Mais au mari de Léonie, le chevalier confia sa véritable opinion :

— Si c’est là l’histoire que le général a inventée pour sa femme, et pendant la lune de miel encore, vous pouvez bien être sûr que personne ne connaîtra jamais le fin mot de cette affaire.

Beaucoup plus tard encore, le général d’Hubert jugea le moment venu et l’occasion propice pour écrire au général Féraud. Il commençait sa lettre en se défendant de toute animosité.

Jamais, écrivait-il, pendant toute notre déplorable querelle, je n’ai souhaité votre mort. Permettez-moi de vous rendre formellement une vie qui m’appartenait. Il est nécessaire que deux compagnons de gloire comme nous soient en bons termes aux yeux du public.

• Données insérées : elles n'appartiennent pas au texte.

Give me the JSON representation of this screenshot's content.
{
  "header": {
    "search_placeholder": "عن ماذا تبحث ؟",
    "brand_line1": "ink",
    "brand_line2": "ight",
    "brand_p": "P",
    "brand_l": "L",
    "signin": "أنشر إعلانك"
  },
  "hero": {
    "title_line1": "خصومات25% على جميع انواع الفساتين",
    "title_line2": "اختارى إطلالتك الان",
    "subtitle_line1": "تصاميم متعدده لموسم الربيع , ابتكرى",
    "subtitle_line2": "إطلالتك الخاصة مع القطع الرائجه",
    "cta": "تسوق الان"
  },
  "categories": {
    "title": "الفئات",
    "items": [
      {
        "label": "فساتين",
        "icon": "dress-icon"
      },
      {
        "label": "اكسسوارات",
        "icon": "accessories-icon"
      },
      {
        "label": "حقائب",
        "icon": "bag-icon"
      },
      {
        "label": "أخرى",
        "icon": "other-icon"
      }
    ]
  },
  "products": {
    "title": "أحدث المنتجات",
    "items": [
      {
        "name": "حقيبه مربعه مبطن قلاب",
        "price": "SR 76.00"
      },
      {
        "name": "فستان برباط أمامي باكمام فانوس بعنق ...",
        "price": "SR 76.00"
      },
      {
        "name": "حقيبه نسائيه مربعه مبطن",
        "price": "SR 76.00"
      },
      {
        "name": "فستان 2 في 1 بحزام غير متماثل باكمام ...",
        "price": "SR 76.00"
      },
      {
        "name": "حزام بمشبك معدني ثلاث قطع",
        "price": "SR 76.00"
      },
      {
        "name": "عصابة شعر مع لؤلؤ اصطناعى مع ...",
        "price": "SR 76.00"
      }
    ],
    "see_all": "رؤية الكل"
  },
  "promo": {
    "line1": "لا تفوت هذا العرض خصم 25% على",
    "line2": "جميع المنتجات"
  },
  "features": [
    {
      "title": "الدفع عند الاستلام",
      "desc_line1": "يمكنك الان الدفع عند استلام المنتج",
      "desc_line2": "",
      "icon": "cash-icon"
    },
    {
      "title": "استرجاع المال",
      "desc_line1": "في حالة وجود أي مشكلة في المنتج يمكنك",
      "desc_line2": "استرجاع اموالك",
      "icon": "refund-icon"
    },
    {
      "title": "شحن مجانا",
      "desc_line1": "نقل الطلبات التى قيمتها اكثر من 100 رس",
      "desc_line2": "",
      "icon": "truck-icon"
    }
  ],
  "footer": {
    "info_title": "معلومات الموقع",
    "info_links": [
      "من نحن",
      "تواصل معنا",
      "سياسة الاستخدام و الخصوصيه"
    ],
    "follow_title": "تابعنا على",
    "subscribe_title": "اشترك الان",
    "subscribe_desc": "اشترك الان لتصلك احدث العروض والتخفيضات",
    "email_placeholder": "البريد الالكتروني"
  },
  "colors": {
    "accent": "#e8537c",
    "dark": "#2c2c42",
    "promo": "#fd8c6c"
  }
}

La même lettre contenait encore un mot personnel d’information domestique. C’est en réponse que le général Féraud adressa à son ancien adversaire une lettre datée d’un petit village des bords de la Garonne :

Si parmi les noms de votre fils, — écrivait-il, — j’avais lu celui de Napoléon, de Joseph, voire de Joachim, je vous féliciterais avec plus de cœur. Comme vous avez jugé bon de lui donner les noms de Charles-Henri-Armand, je me sens confirmé dans mon opinion que vous n’avez JAMAIS aimé l’Empereur. La pensée de ce héros sublime enchaîné sur un rocher au milieu de l’Océan sauvage enlève si bien pour moi toute saveur à la vie, que je recevrais avec une véritable joie votre ordre de me brûler la cervelle. Je considère que l’honneur m’interdit le suicide. Mais je conserve un pistolet chargé dans mon tiroir.